Мне вспомнились плакаты Булинской, которые покрывали всю ратушную площадь, когда мы сюда въезжали; ее размноженное, отретушированное на компьютере лицо.
– А ты отчего не хочешь? – спрашивает Юстина. Знаю, что она собирает интервью для большой статьи в «Крайовой». Уже почти ее закончила. – И зачем ты вообще это делаешь?
Отец поворачивается к ней, на короткий миг уголки губ его ползут вверх.
– Зачем я это делаю? – задумывается на миг, жует губы. Потом подходит к ней ближе. Показывает пальцем на башню разрушенного евангелического костела, который стоит на восточной части рынка, за парком. – Видишь?
Юстина кивает.
Отец растирает руки, нагибается, гладит собаку. Вытягивает из машины термос, наливает немного кофе в крышку, отпивает глоток, потом подает крышку мне.
– Это евангелический костел. Помню, когда в нем еще служили мессы. В шестидесятых. На немецком. Приходило человек десять, может – пятнадцать. Столько мазуров осталось тут после войны, но и они потом выехали. При Гомулке, когда смягчили правила. Людей все так достало, что они бросили дома. Зыборцы бросились на те дома, словно собаки на мясо. В некоторых подвалах еще консервы стояли. Вот настолько людей все достало. И я тогда задал вопрос, обычный, логичный, а помню, что был тогда сущим молокососом, лет одиннадцать мне, может, было: это ведь их родина, она больше их, чем моя, потому что дед Миколая только приехал сюда из Познани. А если это их родина, то почему они убегают? Нет войны, все вроде бы хорошо, а они убегают?
– Их преследовали? – спрашивает Юстина.
– Главным образом дети в школе дрались. Со взрослыми мало кто говорил. Было чуть по-другому. Просто не могли друг друга понять. Это был другой мир, другая страна – типа. Но Польша тут была всегда. В двадцати километрах отсюда находилась граница. И тут всегда жили поляки, и мазуры, и немцы. Все смешивалось, бурлило. Росло из-под земли. Зло и добро. Как цветы и бурьян, Юстина. Все смешивалось, – говоря это, он делает странный жест раскрытыми ладонями.

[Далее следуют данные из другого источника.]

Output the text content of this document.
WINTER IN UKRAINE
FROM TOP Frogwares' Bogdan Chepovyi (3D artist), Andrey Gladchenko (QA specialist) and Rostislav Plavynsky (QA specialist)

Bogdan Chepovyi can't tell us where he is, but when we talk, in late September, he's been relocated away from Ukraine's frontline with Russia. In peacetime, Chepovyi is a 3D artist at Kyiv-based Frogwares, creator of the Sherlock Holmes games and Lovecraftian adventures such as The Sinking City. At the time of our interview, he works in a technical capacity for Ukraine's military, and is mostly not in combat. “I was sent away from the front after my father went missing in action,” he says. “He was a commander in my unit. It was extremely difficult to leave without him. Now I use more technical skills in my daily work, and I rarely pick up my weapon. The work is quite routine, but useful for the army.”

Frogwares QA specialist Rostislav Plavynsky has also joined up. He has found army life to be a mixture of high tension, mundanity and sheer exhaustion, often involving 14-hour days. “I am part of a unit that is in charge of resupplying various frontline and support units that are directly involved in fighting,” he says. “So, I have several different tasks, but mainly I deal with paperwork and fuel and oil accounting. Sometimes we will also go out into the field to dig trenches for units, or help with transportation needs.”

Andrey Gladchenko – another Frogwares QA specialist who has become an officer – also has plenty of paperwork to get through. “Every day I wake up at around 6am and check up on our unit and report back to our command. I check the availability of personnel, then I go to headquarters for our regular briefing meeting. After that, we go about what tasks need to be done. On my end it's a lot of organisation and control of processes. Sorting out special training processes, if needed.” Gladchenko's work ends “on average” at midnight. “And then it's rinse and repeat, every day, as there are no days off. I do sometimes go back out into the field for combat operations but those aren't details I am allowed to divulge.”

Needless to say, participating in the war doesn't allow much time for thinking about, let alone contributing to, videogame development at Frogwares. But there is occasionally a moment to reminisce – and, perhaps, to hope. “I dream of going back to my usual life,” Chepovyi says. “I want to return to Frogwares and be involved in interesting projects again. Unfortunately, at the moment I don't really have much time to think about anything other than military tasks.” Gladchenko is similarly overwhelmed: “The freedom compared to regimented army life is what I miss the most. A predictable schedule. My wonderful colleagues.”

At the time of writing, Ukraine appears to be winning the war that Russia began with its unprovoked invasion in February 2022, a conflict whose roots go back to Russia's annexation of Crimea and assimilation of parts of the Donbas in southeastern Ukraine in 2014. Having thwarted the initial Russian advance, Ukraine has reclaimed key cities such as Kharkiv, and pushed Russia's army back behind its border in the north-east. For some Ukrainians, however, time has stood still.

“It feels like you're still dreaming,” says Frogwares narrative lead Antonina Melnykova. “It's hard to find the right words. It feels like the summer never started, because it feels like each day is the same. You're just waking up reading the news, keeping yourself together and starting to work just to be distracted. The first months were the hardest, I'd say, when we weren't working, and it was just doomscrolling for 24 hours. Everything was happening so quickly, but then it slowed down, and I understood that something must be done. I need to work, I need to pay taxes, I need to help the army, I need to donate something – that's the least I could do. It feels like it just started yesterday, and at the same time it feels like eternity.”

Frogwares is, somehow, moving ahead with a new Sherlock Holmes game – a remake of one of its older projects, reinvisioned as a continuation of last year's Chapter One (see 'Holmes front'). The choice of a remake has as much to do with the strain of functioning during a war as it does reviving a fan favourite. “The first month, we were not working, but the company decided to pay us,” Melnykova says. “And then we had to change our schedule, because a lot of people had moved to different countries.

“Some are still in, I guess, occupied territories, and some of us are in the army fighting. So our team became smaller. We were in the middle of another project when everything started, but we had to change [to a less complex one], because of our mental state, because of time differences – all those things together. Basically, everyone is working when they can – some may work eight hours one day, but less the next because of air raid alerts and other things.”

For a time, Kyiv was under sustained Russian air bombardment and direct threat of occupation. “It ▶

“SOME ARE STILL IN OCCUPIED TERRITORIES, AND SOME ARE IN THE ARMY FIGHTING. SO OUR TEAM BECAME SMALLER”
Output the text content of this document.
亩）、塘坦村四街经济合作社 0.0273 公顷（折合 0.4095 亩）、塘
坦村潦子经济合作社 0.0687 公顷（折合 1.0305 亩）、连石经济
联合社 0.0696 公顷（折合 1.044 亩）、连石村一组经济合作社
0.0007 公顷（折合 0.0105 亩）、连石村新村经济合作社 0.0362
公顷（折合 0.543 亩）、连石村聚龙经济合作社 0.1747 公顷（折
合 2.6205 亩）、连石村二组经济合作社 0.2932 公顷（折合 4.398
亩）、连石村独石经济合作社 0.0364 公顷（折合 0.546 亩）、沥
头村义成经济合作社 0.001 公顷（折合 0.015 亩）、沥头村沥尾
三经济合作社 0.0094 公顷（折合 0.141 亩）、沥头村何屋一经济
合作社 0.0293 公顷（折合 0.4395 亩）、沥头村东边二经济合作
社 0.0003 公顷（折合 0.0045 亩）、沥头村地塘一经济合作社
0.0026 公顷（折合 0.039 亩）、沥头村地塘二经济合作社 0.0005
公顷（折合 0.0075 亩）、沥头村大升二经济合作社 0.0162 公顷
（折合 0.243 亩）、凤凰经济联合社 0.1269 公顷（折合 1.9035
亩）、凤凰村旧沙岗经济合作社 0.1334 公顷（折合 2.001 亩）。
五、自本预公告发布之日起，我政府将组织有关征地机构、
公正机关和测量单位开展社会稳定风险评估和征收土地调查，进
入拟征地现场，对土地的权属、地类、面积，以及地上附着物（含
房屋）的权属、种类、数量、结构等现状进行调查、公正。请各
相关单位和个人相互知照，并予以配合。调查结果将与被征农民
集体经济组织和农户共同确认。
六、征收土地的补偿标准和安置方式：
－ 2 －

Кто-то останавливается у одного из плакатов, какая-то старушка, я вижу, как она щурится, пытаясь понять, в чем там дело. Потом отходит, качая головой. Но сейчас же возвращается.
– И я тогда подумал: может, мне тоже придется когда-то убегать отсюда? Может, это просто проклятое место? Может, кто-то меня заставит, чтобы я убегал отсюда так быстро, что оставлю в подвале огурцы, а кастрюлю супа – на кухне? – Отец замолкает на миг, глотает воздух. – И я тогда подумал, что – никогда. Никто меня не заставит отсюда бежать.
Кто-то идет к нам, быстро. Это Брачак. Он взволнован, чуть не попадает под автомобиль. Машина тормозит с визгом совсем рядом с ним; из машины выглядывает бритый налысо парень, спрашивает Брачака, куда тот, сука, лезет.